Lei de Abuso: Congresso se articula para derrubar vetos de Bolsonaro

  • Por Jovem Pan
  • 23/09/2019 20h56
Agência BrasilConvocação de sessão do Congresso Nacional fez com que votação da reforma da Previdência fosse adiada

Os vetos do presidente Jair Bolsonaro ao projeto de lei que pune o abuso de autoridade serão analisados nesta terça-feira (24) por deputados e senadores. Além disso, a sessão do Congresso Nacional convocada para as 15h deve votar um projeto que abre um crédito de R$ 3,042 bilhões no Orçamento e facilita a liberação de emendas parlamentares.

A sessão fez o presidente do Senado, Davi Alcolumbre (DEM-AP), adiar a votação do primeiro turno da reforma da Previdência para quarta (25). Os senadores iriam votar o texto na terça — data em que ficou mantida apenas a votação da nova versão do relatório do senador Tasso Jereissati (PSDB-CE) na Comissão de Constituição e Justiça (CCJ). Alcolumbre quer manter o segundo turno para o dia 10 de outubro.
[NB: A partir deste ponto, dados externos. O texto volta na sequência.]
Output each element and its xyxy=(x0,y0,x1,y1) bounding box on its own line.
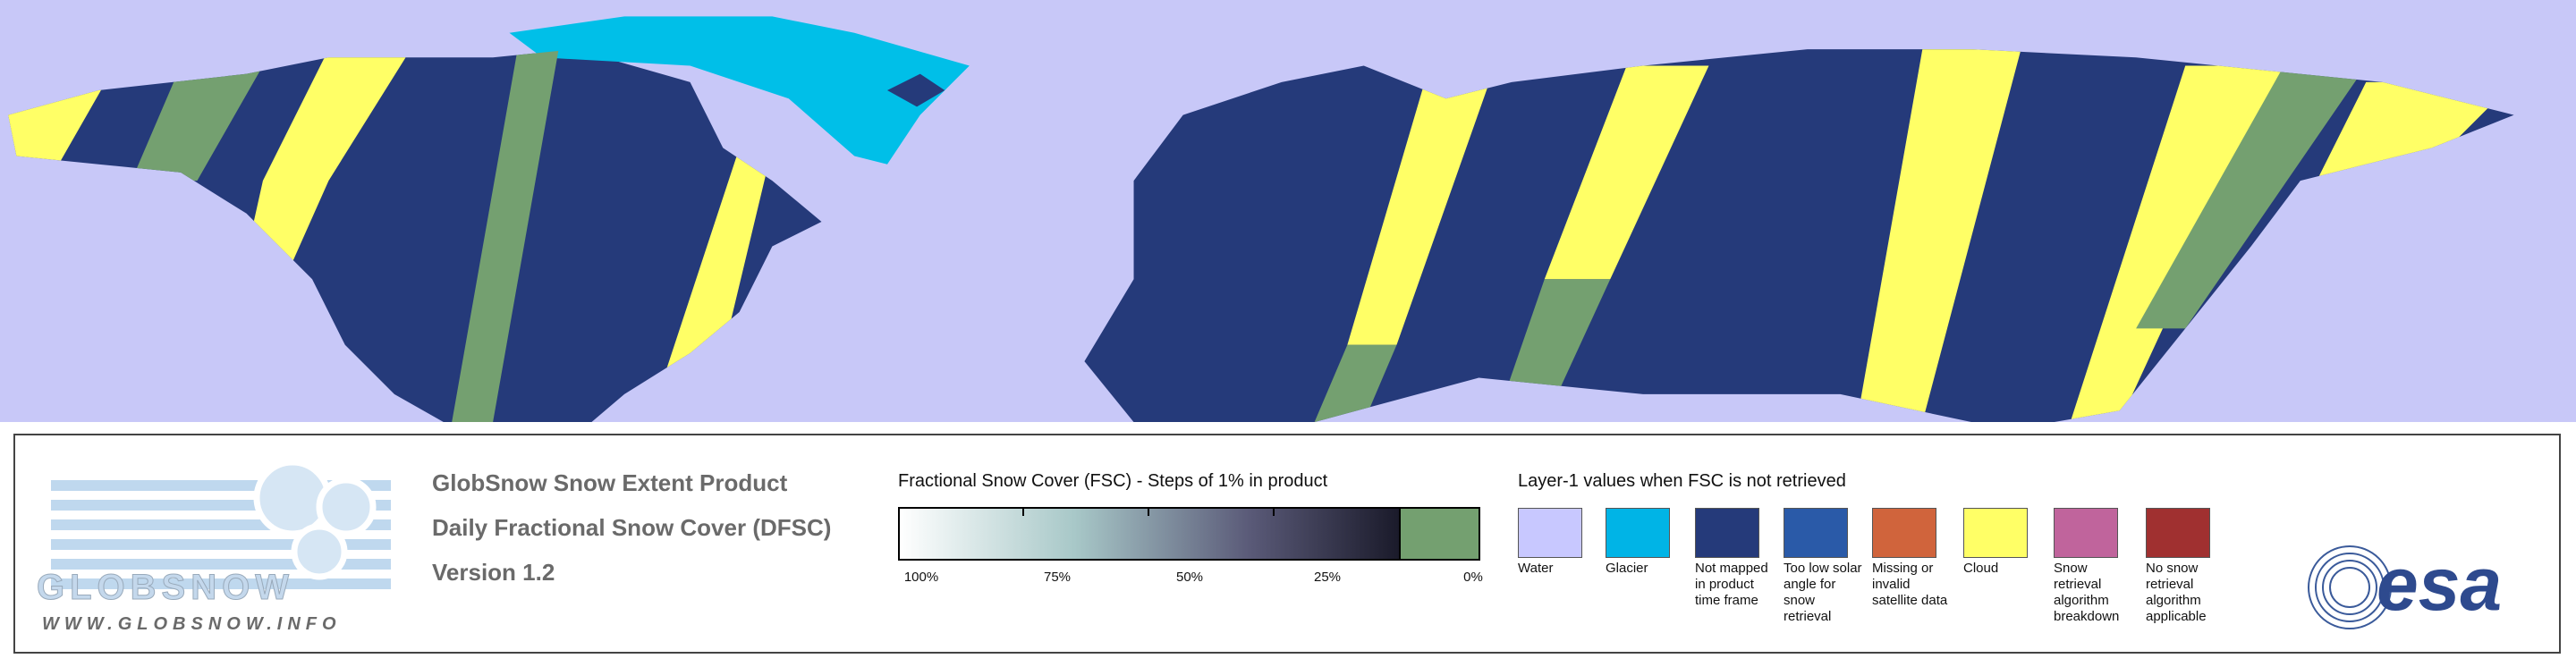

O anúncio da convocação da sessão foi feito na manhã desta segunda (23) sem que alguns parlamentares soubessem. O líder do PDT, Weverton Rocha (MA), por exemplo, diz que ficou sabendo da mudança enquanto presidia uma sessão solene no Senado.

Pauta do Congresso

Nos bastidores, deputados e senadores se articulam para derrubar parte dos vetos de Bolsonaro. O Planalto rejeitou trechos que tratam da restrição ao uso de algemas, prisões em desconformidade com a lei, de constrangimento a presos e o que pune criminalmente quem desrespeitar prerrogativas de advogados. Há vetos também a dispositivos sobre perda do cargo como punição, obtenção de prova de forma ilegal, indução a pessoa para praticar infração penal com o fim de capturá-la, iniciar investigação sem justa causa e negar acesso aos autos de investigação.

Outros vetos polêmicos também estão na pauta do Congresso. Entre eles, os parlamentares vão votar aquele que barrou a retomada da franquia gratuita de bagagens em voos domésticos. O argumento do Planalto é que a medida – aprovada no Congresso – afasta o interesse de empresas estrangeiras investirem no País. Outro veto em análise diz respeito às agências reguladoras. Bolsonaro vetou alguns itens da proposta, entre eles o que exige lista tríplice para escolha dos dirigentes e o que permite a recondução dos atuais diretores e conselheiros nas agências.

Congressistas também querem votar um projeto de lei para abrir um crédito suplementar de R$ 3,042 bilhões no Orçamento em favor de diversos órgãos do Poder Executivo. O texto faz um remanejamento orçamentário para facilitar a liberação de emendas parlamentares. Essa é uma cobrança dos congressistas para aprovar a reforma da Previdência.

Na pauta da sessão do Congresso, também está a Lei de Diretrizes Orçamentárias (LDO) para 2020. A proposta dá as diretrizes para o Orçamento e, entre outros itens, reajuste o salário mínimo conforme a inflação, sem ganho real, estipulando o valor em R$ 1 040 no ano que vem.